Uptick Volume Can be Complemented With These Technical Indicator- Read Here
The analysts during the technical analysis use uptick volume. It is almost always used in conjunction with downtick volume to measure net volume or the uptick/downtick ratio. The net volume is very simple and malleable indicator that means that it can be used as a confirmation tool for a wide number of other volume indicators. This can also be used to spot divergences between volume and price or bid/ask prices. Bid volume using similar logic is compared to the uptick volume directly.
Uptick and Downtick Volume
Uptick refers to the trading volume when stock prices increase, reflecting excessive demands of buyers and consequently driving the stock higher. Consider that the volume of a security that trades at a price higher than its immediately prior price is an uptick volume.

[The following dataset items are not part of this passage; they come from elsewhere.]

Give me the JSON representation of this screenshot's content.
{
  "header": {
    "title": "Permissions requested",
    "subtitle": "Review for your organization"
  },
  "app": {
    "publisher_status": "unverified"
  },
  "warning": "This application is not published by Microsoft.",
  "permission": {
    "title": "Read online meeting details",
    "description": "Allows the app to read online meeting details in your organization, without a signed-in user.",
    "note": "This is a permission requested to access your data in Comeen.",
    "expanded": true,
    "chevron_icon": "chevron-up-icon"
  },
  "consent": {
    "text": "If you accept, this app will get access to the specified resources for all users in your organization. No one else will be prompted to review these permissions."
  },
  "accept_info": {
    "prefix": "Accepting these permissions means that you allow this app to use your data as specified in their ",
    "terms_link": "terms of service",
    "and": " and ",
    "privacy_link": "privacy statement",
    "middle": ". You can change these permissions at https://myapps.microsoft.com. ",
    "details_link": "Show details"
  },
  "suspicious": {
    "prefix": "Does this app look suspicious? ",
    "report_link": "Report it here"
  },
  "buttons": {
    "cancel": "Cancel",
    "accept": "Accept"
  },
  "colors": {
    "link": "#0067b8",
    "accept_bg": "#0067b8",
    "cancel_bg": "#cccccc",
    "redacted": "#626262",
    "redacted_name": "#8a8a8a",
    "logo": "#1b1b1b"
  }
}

It may also occur when the previous tick was up and the current tick volume is unchanged.
The two most direct indicators stemming from the assumption that security price action follows trading volume are Uptick and downtick volume. Where, uptick volume is the number of shares of a particular stock that are traded when price is increasing. While, downtick volume shows how many shares are traded when prices drop.
Usually, the net volume is calculated by subtracting downtick volume from uptick volume. In general case, relationship is sometimes also expressed as a ratio by uptick / downtick, but the usual concept is the same that the more uptick relative to downtick is a bullish sign, while more downtick is a bearish sign.
Volume, Momentum and Confirmation
The traders and technical analysts are very concerned with the momentum of price action. Some volume indicators like uptick volume are among the most popular momentum-assessing tools. If prices rise with a lot of uptick volume and when prices rose without significant uptick volume, then the veteran chartists believe that the likelihood of a bull trend is greater.
Uptick volume is chiefly an agent of confirmation. However, according to the theory of Dow, price trends absolutely must be confirmed with sufficient volume. Approximately all major technical indicators, like the moving average convergence divergence (MACD) and the relative strength index (RSI), can benefit from uptick and downtick volume confirmation.